||Photo by R. Scott Nolen
A traveling exhibition shows visitors how veterinary medicine affects their lives, and describes the bond between humans and animals.
Anna R. Cohn, director of the Smithsonian Institution Traveling Exhibition Service, said the exhibition, “Animal Connections: Our Journey Together,” will share knowledge with young people “who deserve to be inspired by the contributions veterinarians and veterinary medicine make every day of every year.”
The traveling exhibition debuted July 20 in the McCormick Place exhibit hall at the AVMA Annual Convention. The AVMA and Zoetis collaborated with the Smithsonian on developing the exhibition in time for the AVMA’s 150th anniversary year.
“In a mere 1,000 square feet, it opens our eyes, as it will for everyone who visits it, to the fact that animal health is directly tied to our own well-being, and it is veterinarians who are the active partners in ensuring a shared health globally,” Cohn said.
The exhibition is tailored to middle school–age audiences and their families, she said.
It was created to inspire the next generation of veterinarians, according to the exhibition website. It lets visitors explore topics involving animals in homes, on farms, in the wild, in zoos, and in veterinary clinics.
Dr. Douglas G. Aspros, 2012-2013 AVMA president, described the exhibition as a “dream come true,” and he praised it for including information on a broad scope of veterinary practice areas that work for the betterment of patients, owners, and society. He hopes the exhibition will motivate members of the public to examine how veterinary medicine intersects with their lives.
He said that when he heard the proposal to develop the exhibition at least five years ago, “It was a dream that seemed to me unlikely to happen.”
The AVMA wanted to bring attention to veterinary medicine, both for those who use veterinary services and for young people who could learn more about veterinarians and become interested in the profession, Dr.
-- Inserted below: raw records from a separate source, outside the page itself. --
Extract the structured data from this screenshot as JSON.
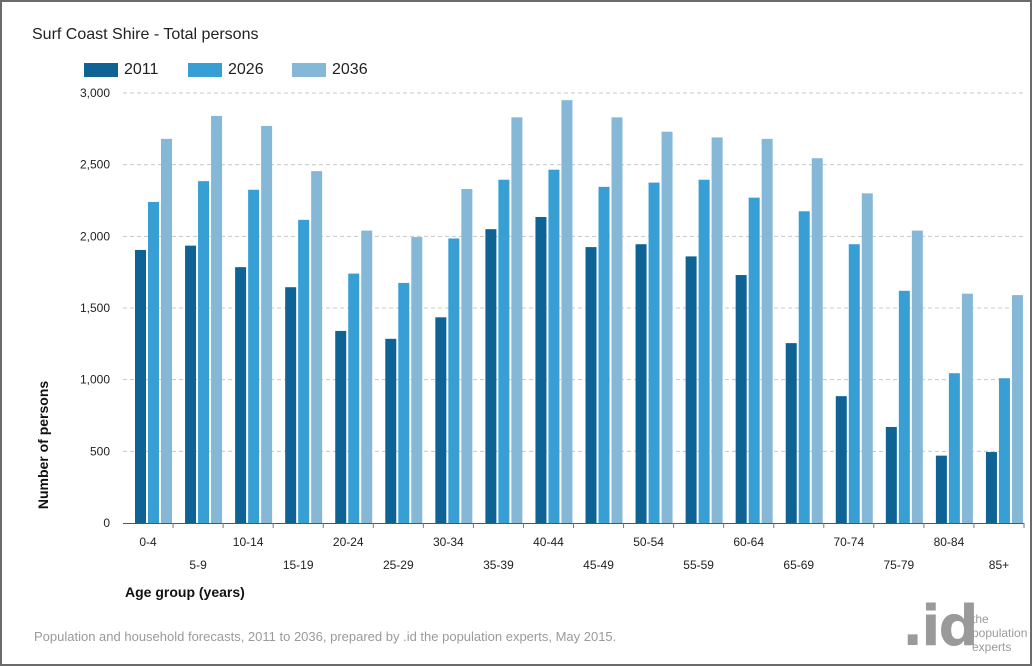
{
  "chart_data": {
    "type": "bar",
    "title": "Surf Coast Shire - Total persons",
    "xlabel": "Age group (years)",
    "ylabel": "Number of persons",
    "ylim": [
      0,
      3000
    ],
    "yticks": [
      0,
      500,
      1000,
      1500,
      2000,
      2500,
      3000
    ],
    "ytick_labels": [
      "0",
      "500",
      "1,000",
      "1,500",
      "2,000",
      "2,500",
      "3,000"
    ],
    "grid": true,
    "legend_position": "top-left",
    "categories": [
      "0-4",
      "5-9",
      "10-14",
      "15-19",
      "20-24",
      "25-29",
      "30-34",
      "35-39",
      "40-44",
      "45-49",
      "50-54",
      "55-59",
      "60-64",
      "65-69",
      "70-74",
      "75-79",
      "80-84",
      "85+"
    ],
    "series": [
      {
        "name": "2011",
        "color": "#0e6394",
        "values": [
          1905,
          1935,
          1785,
          1645,
          1340,
          1285,
          1435,
          2050,
          2135,
          1925,
          1945,
          1860,
          1730,
          1255,
          885,
          670,
          470,
          495
        ]
      },
      {
        "name": "2026",
        "color": "#389fd4",
        "values": [
          2240,
          2385,
          2325,
          2115,
          1740,
          1675,
          1985,
          2395,
          2465,
          2345,
          2375,
          2395,
          2270,
          2175,
          1945,
          1620,
          1045,
          1010
        ]
      },
      {
        "name": "2036",
        "color": "#85b8d6",
        "values": [
          2680,
          2840,
          2770,
          2455,
          2040,
          1995,
          2330,
          2830,
          2950,
          2830,
          2730,
          2690,
          2680,
          2545,
          2300,
          2040,
          1600,
          1590
        ]
      }
    ]
  },
  "footer": {
    "source": "Population and household forecasts, 2011 to 2036, prepared by .id the population experts, May 2015."
  },
  "logo": {
    "mark": ".id",
    "text": "the population experts"
  }
}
Aspros said.
On the morning the exhibition was unveiled, he smiled as he looked over the displays inside.
“I’m proud to be a veterinarian, and, standing in this room, you can see the diversity of the professional activities of our members,” he said. “And it’s cool.”
After the AVMA Annual Convention, the Smithsonian planned to bring the exhibition to seven parks in Chicago, Cohn said. The next destinations were not yet announced, but the attraction will travel throughout the U.S.
“The exhibit has captured tremendous interest, and it’s in very high demand,” she said.
It could visit up to 45 sites annually, she said, including veterinary schools, state fairs, 4H and National FFA meetings, middle schools, parks, and community centers.
The Smithsonian operates the world’s largest traveling exhibition service, and about 50 of its traveling exhibitions circulate yearly, Cohn said.
Dr. Aspros said the AVMA encourages members to volunteer to help educate the public when the exhibition moves into areas where they live.
J.B. Hancock, director of the AVMA Communications Division, said work on the Smithsonian project spanned eight years and many iterations, ending with a gratifying product “more impressive and engaging than we imagined.”
“While we were only able to scratch the surface of all the ways in which veterinary medicine affects our lives every day, we hope the traveling exhibit will be a catalyst that inspires visitors to seek out more information about this wonderful profession and its role in society,” she said.